Brasília – A Maridt, empresa associada ao ministro do Supremo Tribunal Federal (STF) Dias Toffoli, conseguiu nesta quinta-feira (27) uma liminar do ministro Gilmar Mendes que suspende a quebra de seus sigilos bancário e fiscal determinada pela CPI do Crime Organizado.
O colegiado do Senado apura suspeitas de lavagem de dinheiro e ocultação de patrimônio que envolveriam a Maridt e apontam Toffoli como sócio oculto. Com a decisão, os parlamentares ficam impedidos de acessar movimentações financeiras da companhia desde 2022, além de declarações de imposto de renda e registros telemáticos de plataformas como Google, Apple e Telegram.

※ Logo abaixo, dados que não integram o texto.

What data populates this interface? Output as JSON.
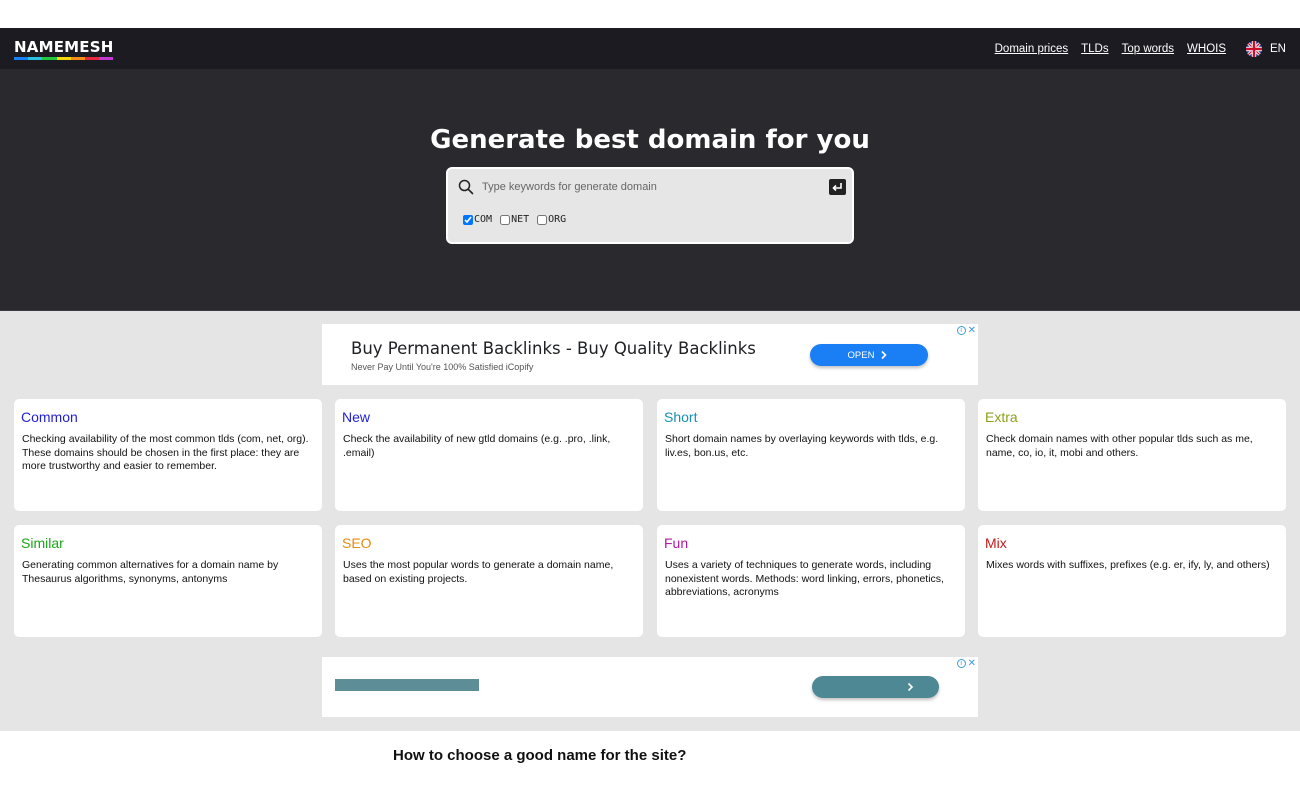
{
  "brand": {
    "logo_text": "NAMEMESH",
    "logo_bar_colors": [
      "#1a7ef5",
      "#2ac0e0",
      "#23c840",
      "#f5d90a",
      "#f58d1a",
      "#e8283c",
      "#c03ad1"
    ]
  },
  "nav": {
    "links": [
      "Domain prices",
      "TLDs",
      "Top words",
      "WHOIS"
    ],
    "language": "EN"
  },
  "hero": {
    "title": "Generate best domain for you",
    "search_placeholder": "Type keywords for generate domain",
    "tlds": [
      {
        "label": "COM",
        "checked": true
      },
      {
        "label": "NET",
        "checked": false
      },
      {
        "label": "ORG",
        "checked": false
      }
    ]
  },
  "ad_top": {
    "title": "Buy Permanent Backlinks - Buy Quality Backlinks",
    "subtitle": "Never Pay Until You're 100% Satisfied iCopify",
    "button_label": "OPEN"
  },
  "categories": [
    {
      "title": "Common",
      "color": "#1f1fd4",
      "desc": "Checking availability of the most common tlds (com, net, org). These domains should be chosen in the first place: they are more trustworthy and easier to remember."
    },
    {
      "title": "New",
      "color": "#1f1fd4",
      "desc": "Check the availability of new gtld domains (e.g. .pro, .link, .email)"
    },
    {
      "title": "Short",
      "color": "#1a8fb0",
      "desc": "Short domain names by overlaying keywords with tlds, e.g. liv.es, bon.us, etc."
    },
    {
      "title": "Extra",
      "color": "#8aa11b",
      "desc": "Check domain names with other popular tlds such as me, name, co, io, it, mobi and others."
    },
    {
      "title": "Similar",
      "color": "#1aa51a",
      "desc": "Generating common alternatives for a domain name by Thesaurus algorithms, synonyms, antonyms"
    },
    {
      "title": "SEO",
      "color": "#e88a10",
      "desc": "Uses the most popular words to generate a domain name, based on existing projects."
    },
    {
      "title": "Fun",
      "color": "#b01aa8",
      "desc": "Uses a variety of techniques to generate words, including nonexistent words. Methods: word linking, errors, phonetics, abbreviations, acronyms"
    },
    {
      "title": "Mix",
      "color": "#c41a1a",
      "desc": "Mixes words with suffixes, prefixes (e.g. er, ify, ly, and others)"
    }
  ],
  "section_heading": "How to choose a good name for the site?"
}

Manobra processual levou caso ao gabinete de Gilmar
Em vez de ingressar com uma ação nova – que seria distribuída por sorteio a qualquer ministro do STF –, a defesa da Maridt apresentou o pedido dentro de um processo arquivado de 2021, ligado à extinta CPI da Pandemia. Como Gilmar Mendes era o relator daquele processo, coube a ele analisar o novo requerimento. Especialistas criticam a estratégia por supostamente contornar o princípio do juiz natural.
Argumentos do ministro
Ao conceder a liminar, Gilmar Mendes afirmou que o pedido da CPI baseava-se em “fundamentações genéricas” e carecia de provas concretas. O ministro classificou a medida como desproporcional, alegando que permitiria acesso a “uma infinidade de dados privados”, como fotos, vídeos e mensagens, sem comprovação de vínculo direto entre a empresa e o crime organizado investigado.
Suspeitas da CPI
Relator da comissão, o senador Alessandro Vieira (MDB-SE) sustenta que a Maridt seria usada como empresa de fachada para ocultar o real beneficiário de transações milionárias. Segundo o parlamentar, há indícios de que a companhia recebeu R$ 35 milhões, parte deles ligados a um resort de luxo e a pagamentos de escritórios de advocacia com processos em tramitação no STF. Vieira afirma ainda que irmãos de Toffoli atuariam como “laranjas” no esquema.
Posicionamento de Dias Toffoli
Em nota, o gabinete de Toffoli confirmou que o ministro já foi sócio da Maridt, mas informou que sua participação foi encerrada e declarada à Receita Federal. Ele negou irregularidades, ressaltou que magistrados podem ter cotas em empresas desde que não participem da administração e afirmou não manter amizade íntima com o banqueiro Daniel Vorcaro, controlador do Banco Master, citado na investigação.
A decisão de Gilmar Mendes permanece em vigor até nova deliberação do plenário do STF ou ulterior manifestação do próprio relator.